This article originally appeared on Sophicity's CitySmart blog.
Following open records laws and records retention policies is serious business. However, email sometimes gets treated like an informal type of communication. But when email is considered a public record, an informal approach to email becomes hard-to-manage, expensive, and time-consuming when responding to an open records request.
Unfortunately, many cities have not modernized their email systems. As a result, they open themselves up to greater risk by not having proper business-class functionality to help properly archive and maintain email.
Here are a few serious mistakes that jeopardize a city’s ability to respond to open records requests that involve email.
- Using free or personal email accounts. Free software platforms often lack a central way to manage and maintain email that can effectively match your city’s records retention policies. Personal email accounts involve even more risk because they blur the boundary between business and personal information. Politicians from Sarah Palin to Hillary Clinton have run into ugly, expensive problems when using personal emails for government business. Conduct all city business with a business-class email system that your IT staff or vendor manages and maintains.
- Lacking an email archiving policy. To reduce the risk of deleting or losing important emails, it helps to set up archiving on your email platform. That means taking a serious look at storage. Reducing employee email storage increases the risk of employees deleting emails that need to be retained. If you know how long you need to keep your emails and when they can be deleted, then you can automate your email system to take care of this.
- Failing to properly back up emails both onsite and offsite. Emails for city business are public records. In other words, failing to back up emails is not optional. If you already have a data backup plan for your email, then you need to examine if you back up that data both onsite and offsite. Also, you need to test your backups at least quarterly to ensure they work.

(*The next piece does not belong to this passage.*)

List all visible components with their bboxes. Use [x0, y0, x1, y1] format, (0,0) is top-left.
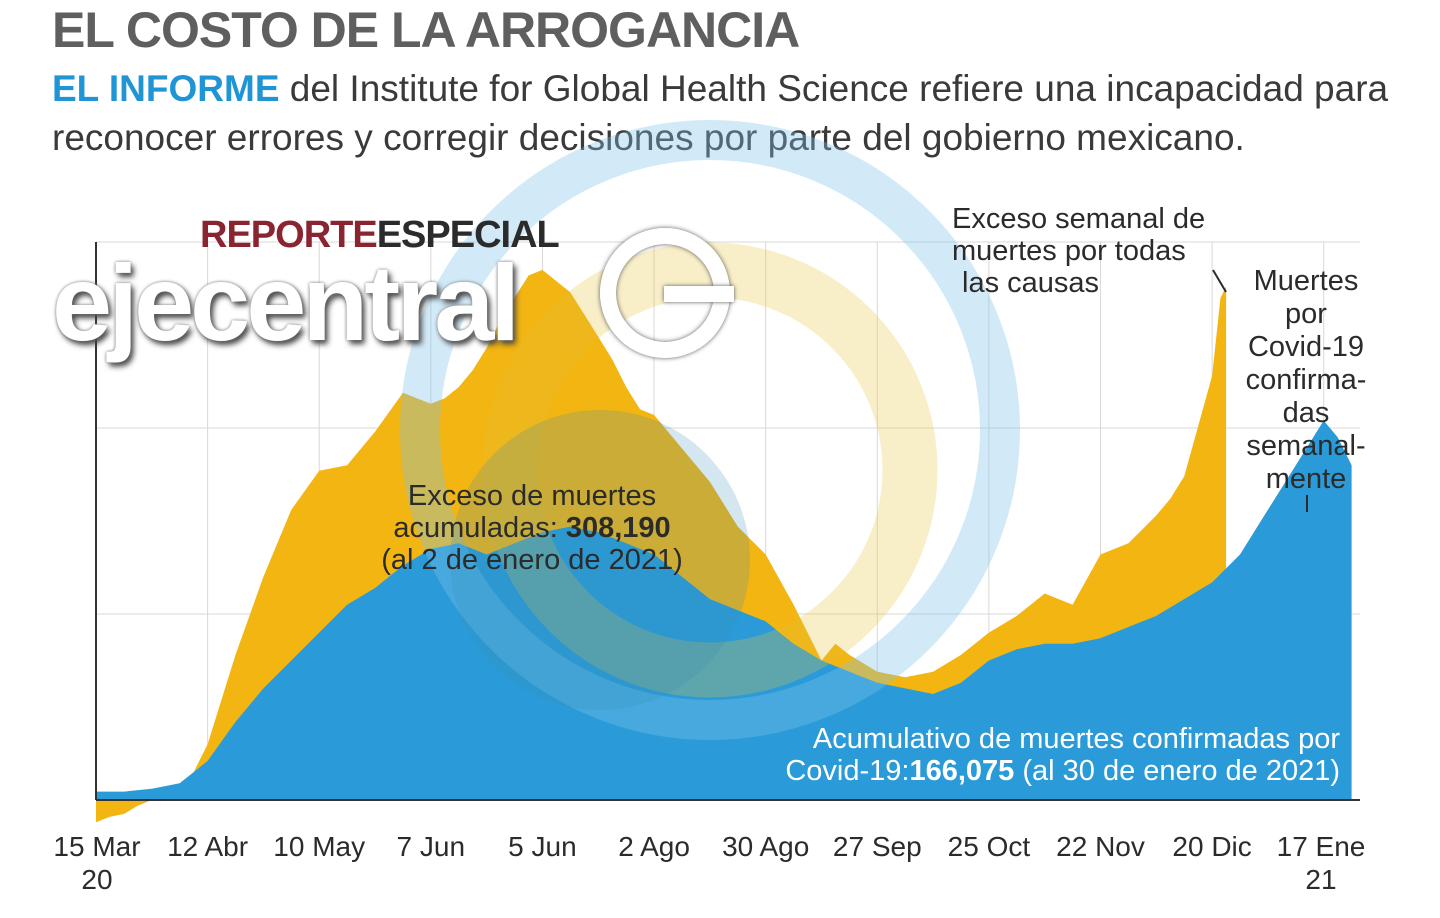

- Relying on email for document management. We’ve written before that email is no substitute for a document management system. Document management systems work exceptionally well for creating, editing, reviewing, and finalizing official documents while collaborating transparently with other people. Documents don’t get lost, they are seen by any authorized user, and they are easy to find when you receive an open records request. By contrast, documents become much harder to manage when they only reside in people’s emails.
To avoid the above mistakes, your city can follow this simple checklist.
- Use a business-class email system.
- Archive email to match with your city’s retention schedule.
- Back up emails both onsite and offsite.
- Create official documents in a document management system.
- Clarify city policy and procedures about using personal and business email.